Pairwise Margin Maximization for Deep Neural Networks
This work addresses a fundamental regularization issue in deep learning for multi-class classification, offering a novel approach that could enhance generalization in various applications.
The authors identified that the standard weight decay regularization, derived from SVM maximum margin, is suboptimal for multi-class deep neural networks, and proposed Pairwise Margin Maximization (PMM) as a new regularization scheme, demonstrating substantial empirical improvements in training.

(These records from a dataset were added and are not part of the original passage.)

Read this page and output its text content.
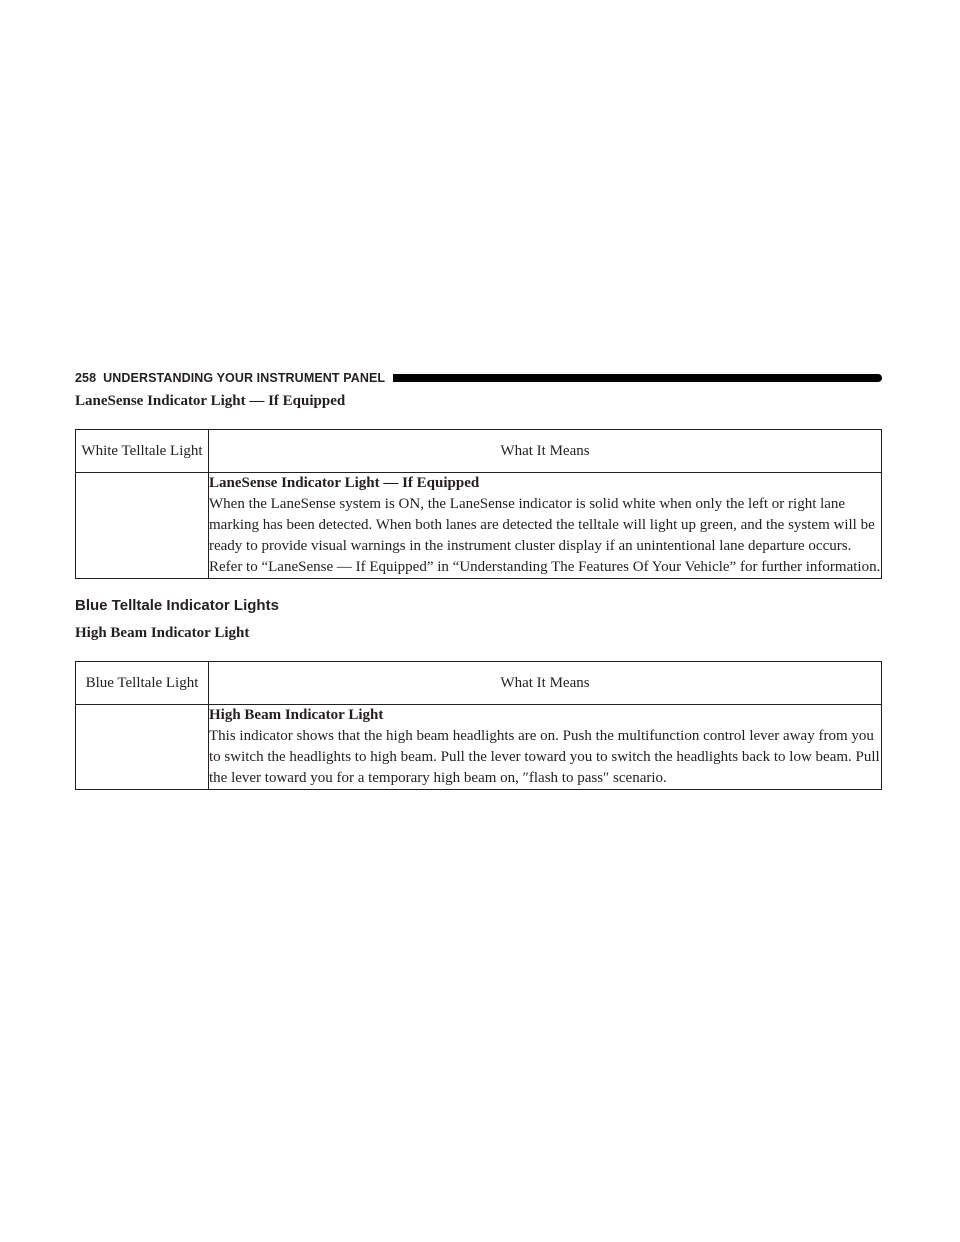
258 UNDERSTANDING YOUR INSTRUMENT PANEL
LaneSense Indicator Light — If Equipped
White Telltale Light	What It Means

	LaneSense Indicator Light — If Equipped
When the LaneSense system is ON, the LaneSense indicator is solid white when only the left or right lane marking has been detected. When both lanes are detected the telltale will light up green, and the system will be ready to provide visual warnings in the instrument cluster display if an unintentional lane departure occurs. Refer to “LaneSense — If Equipped” in “Understanding The Features Of Your Vehicle” for further information.
Blue Telltale Indicator Lights
High Beam Indicator Light
Blue Telltale Light	What It Means

	High Beam Indicator Light
This indicator shows that the high beam headlights are on. Push the multifunction control lever away from you to switch the headlights to high beam. Pull the lever toward you to switch the headlights back to low beam. Pull the lever toward you for a temporary high beam on, ″flash to pass″ scenario.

The weight decay regularization term is widely used during training to constrain expressivity, avoid overfitting, and improve generalization. Historically, this concept was borrowed from the SVM maximum margin principle and extended to multi-class deep networks. Carefully inspecting this principle reveals that it is not optimal for multi-class classification in general, and in particular when using deep neural networks. In this paper, we explain why this commonly used principle is not optimal and propose a new regularization scheme, called {\em Pairwise Margin Maximization} (PMM), which measures the minimal amount of displacement an instance should take until its predicted classification is switched. In deep neural networks, PMM can be implemented in the vector space before the network's output layer, i.e., in the deep feature space, where we add an additional normalization term to avoid convergence to a trivial solution. We demonstrate empirically a substantial improvement when training a deep neural network with PMM compared to the standard regularization terms.